La bande-son n'est disponible qu'en anglais, dans une piste mono sur un canal (1.0) en Dolby Digital, de tenue acceptable pour un métrage de 1941. Enfin, nous avons des sous-titres français.
Carlotta offre quelques suppléments. Nous trouvons un documentaire nommé «Un humaniste à Hollywood : William Dieterle» produit pour l'occasion. D'une durée de 25 minutes, il s'agit d'un entretien avec Hervé Dumont, auteur du livre «William Dieterle, un humaniste au pays du cinéma», qui revient avec pédagogie et érudition sur la carrière du metteur en scène et sur TOUS LES BIENS DE LA TERRE en particulier.

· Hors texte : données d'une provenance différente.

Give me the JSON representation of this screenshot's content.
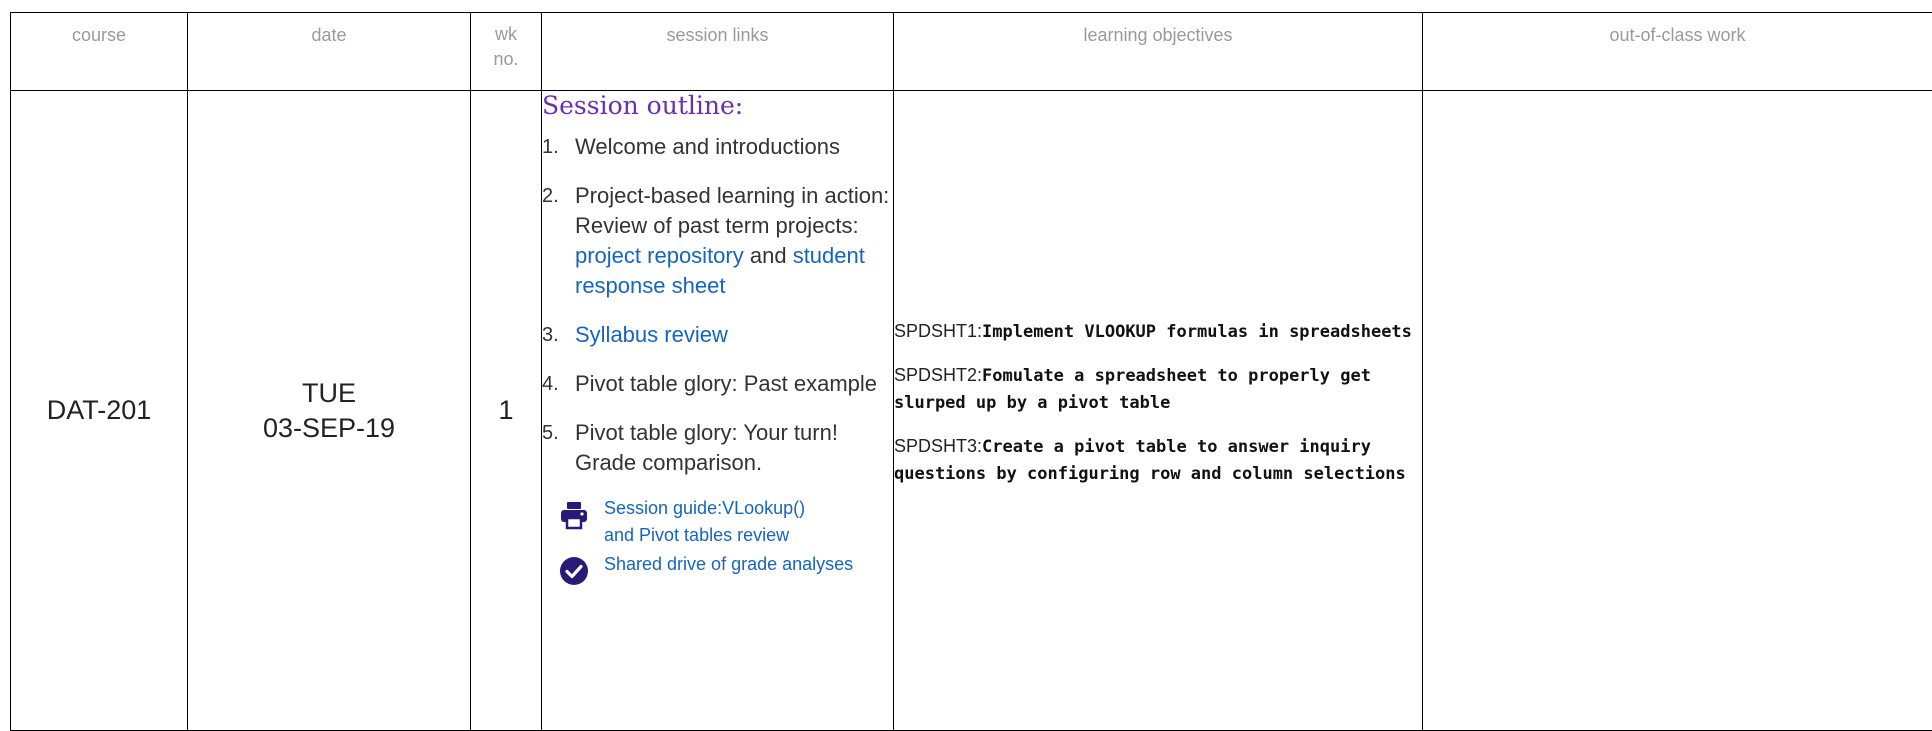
{
  "headers": {
    "course": "course",
    "date": "date",
    "wk_line1": "wk",
    "wk_line2": "no.",
    "session_links": "session links",
    "learning_objectives": "learning objectives",
    "out_of_class": "out-of-class work"
  },
  "row": {
    "course": "DAT-201",
    "day": "TUE",
    "date": "03-SEP-19",
    "week": "1",
    "outline_heading": "Session outline:",
    "items": [
      {
        "num": "1.",
        "text": "Welcome and introductions"
      },
      {
        "num": "2.",
        "text_a": "Project-based learning in action: Review of past term projects: ",
        "link1": "project repository",
        "text_b": " and ",
        "link2": "student response sheet"
      },
      {
        "num": "3.",
        "link": "Syllabus review"
      },
      {
        "num": "4.",
        "text": "Pivot table glory: Past example"
      },
      {
        "num": "5.",
        "text": "Pivot table glory: Your turn! Grade comparison."
      }
    ],
    "resources": [
      {
        "icon": "printer-icon",
        "line1": "Session guide:VLookup()",
        "line2": "and Pivot tables review"
      },
      {
        "icon": "check-circle-icon",
        "line1": "Shared drive of grade analyses"
      }
    ],
    "objectives": [
      {
        "code": "SPDSHT1:",
        "text": "Implement VLOOKUP formulas in spreadsheets"
      },
      {
        "code": "SPDSHT2:",
        "text": "Fomulate a spreadsheet to properly get slurped up by a pivot table"
      },
      {
        "code": "SPDSHT3:",
        "text": "Create a pivot table to answer inquiry questions by configuring row and column selections"
      }
    ],
    "out_of_class": ""
  },
  "colors": {
    "accent_purple": "#6a2fb0",
    "link_blue": "#1565c0",
    "header_gray": "#9a9a9a",
    "icon_navy": "#2a1a78"
  }
}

Nous trouvons aussi une version radiophonique de «Le Diable et Daniel Webster», en anglais sous-titré en français pour une durée de trente minutes. Plus intéressant, nous avons le court-métrage ONE AGAINST MANY tourné par Dieterle pour la télévision américaine en 1956, qui relate l'histoire du Docteur Mohler, savant qui enraya grâce à des méthodes innovantes une contamination de fièvre aphteuse parmi le bétail américain. Un petit film intéressant, sans doute conçu pour être dans la lignée de LA VIE DE LOUIS PASTEUR, mais dont le contexte rural et agricole rappelle aussi TOUS LES BIENS DE LA TERRE.
Somme toute, Carlotta offre une bonne petite édition de TOUS LES BIENS DE LA TERRE, rendant largement disponible ce film rare et méconnu en France. Le tout étant servi avec un travail éditorial et technique de bonne qualité, nous ne voyons aucune raison de bouder cette galette digitale.